Pᴀᴛᴀʜ | Bᴀɢɪᴀɴ 2

1.2K 120 17
                                    

Sesulit apa pun keadaannya—bagi se–orang Tirta ia akan berusaha baik–baik saja. Meski nantinya ia akan menjawab jujur akan rasa lelahnya bertahan, Tirta pastinya akan tetap mengatakan sebuah kebenaran.

Hidupnya sudah lama hancur berantakan setelah Mamanya meninggal di tambah lagi dengan fakta besar. Bila Dirga adalah adiknya dan fakta besar yang selama ini terpendam membuat Tirta kesakitan,  bahwa sang Papa sudah lama bercinta bersama seorang wanita di belakang Mama.

Semacam bentuk pesakitan yang tak ada habisnya dan itu memang benar adanya kini Tirta sendirian. Mencoba untuk mengukir senyuman meski pun terbit dengan kebohongan karena Tirta tidak akan pernah bisa berpura-pura, ia anak yang jujur dalam segala hal sekiranya itu menyakitkan. Atau pun membuatnya tak tahan jika terus diam.

“Tirta!” pangil Ikmal sahabatnya.

Tidak membuang–buang waktu lama Tirta pun hanya bisa mengukir senyuman. Lagi pula Ikmal selalu demikian dengan menegur duluan dan malah melanjutkan, “kemaren gue hampir aja kena tempeleng, Ta. Buat Buna gara-gara Vania ngadu domba padahal gue, ya—”

“Enggak usah ngelak lo. Kemaren lo memang ikut tawuran percuma mau bersandiwara tetap aja ketahuan.”

Sang lawan bicaranya otomatis menggaruk kepala apa yang sudah dikatakan Tirta ada benarnya juga. Tanpa rekayasa atau pun bualan semata, Ikmal memang selalu berpura-pura padahal kedua orang tuanya pasti akan mengkhawatirkannya. Berbeda dengan Tirta apa yang anak itu lakukan merupakan hal yang wajar, bahkan sekedar luka goresan Tirta tetap saja di abaikan.

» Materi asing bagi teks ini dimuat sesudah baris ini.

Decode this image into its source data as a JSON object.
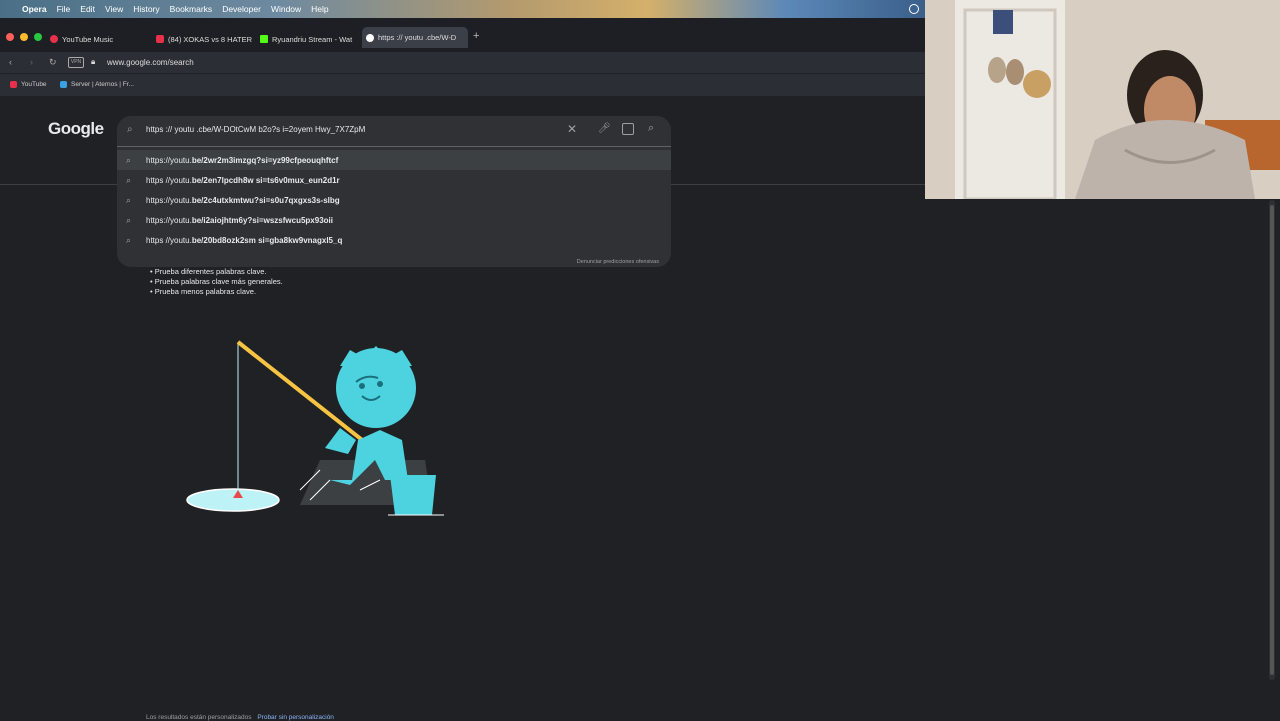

Karena tidak mau terjebak oleh keramaian Ikmal merangkul bahunya Tirta asal dan membawanya menuju ke kelas. Tidak ada bantahan selain ekspresi wajah datar, Tirta memang cenderung pendiam dan tidak mudah akrab dengan seseorang kecuali Ikmal. Karena keduanya sudah saling kenal dan berkawan lama. Bahkan Tirta lebih banyak menghabiskan sebagian hidupnya bersama Ikmal dari pada berkumpul bersama keluarganya.

Dan itu sangat percuma saja. Tirta langsung duduk di tempatnya sembari merebahkan kepalanya di atas meja pelajaran akan segera di mulai, dan sialnya lagi. Tirta lupa membawa buku pelajaran yang di mana melibatkan dirinya saja yang harus menerima hukuman.

“Buruan di salin, Ta. Masih ada 10 menit buat nulisnya belum tentu juga Bu Shepia masuk,” titah Ikmal yang langsung menyerahkan buku tulisnya.

Namun, Tirta hanya diam saja sehingga menghabiskan waktu lama. Membuat Bu guru masuk terlebih dahulu menanyakan tugas mereka dengan langkah perlahan sembari berujar demikian, “ saya keluar saja, Bu. Buku saya ketinggalan lagi pula memang tugasnya belum selesai.”

Setelah berkata seperti itu Tirta kemudian keluar dengan kedua tangan yang di masukkan ke dalam kantung hoodie—nya. Sang guru dan para murid lainnya hanya bisa menggelengkan kepala padahal bukan ini kemauan mereka, Tirta memilih sendiri karena tidak ingin di hakimi.

“Tirta, Tirta. Padahal ibu enggak ngebahas tugasnya nanti pas jam 9.45 kamu suruh Tirta masuk ya, Ikmal.”

“Siap, Bu. Laksanakan!”

──────── (´A`。 ────────

Sekarang Tirta di sini di atas rooftop dan masih menimang–nimang pemikiran segala hal. Tentang rasa penatnya bertahan atau pun berpura-pura jika dirinya baik–baik saja, sialan. Itu semua memang tidak memungkinkan Tirta mana mungkin bisa terus–terusan bertahan.

Niatnya untuk bertahan pun mulai terpatahkan hanya dengan ucapan Raka—Papanya. Tadi pagi ketika masih ingin menyendiri dan meninggalkan kelasnya, Tirta kembali di marahi. “Anak sialan! Kenapa kau seburuk ini, Tirta. Berbeda dengan adikmu yang terlihat sangat sempurna di mata mereka semua.”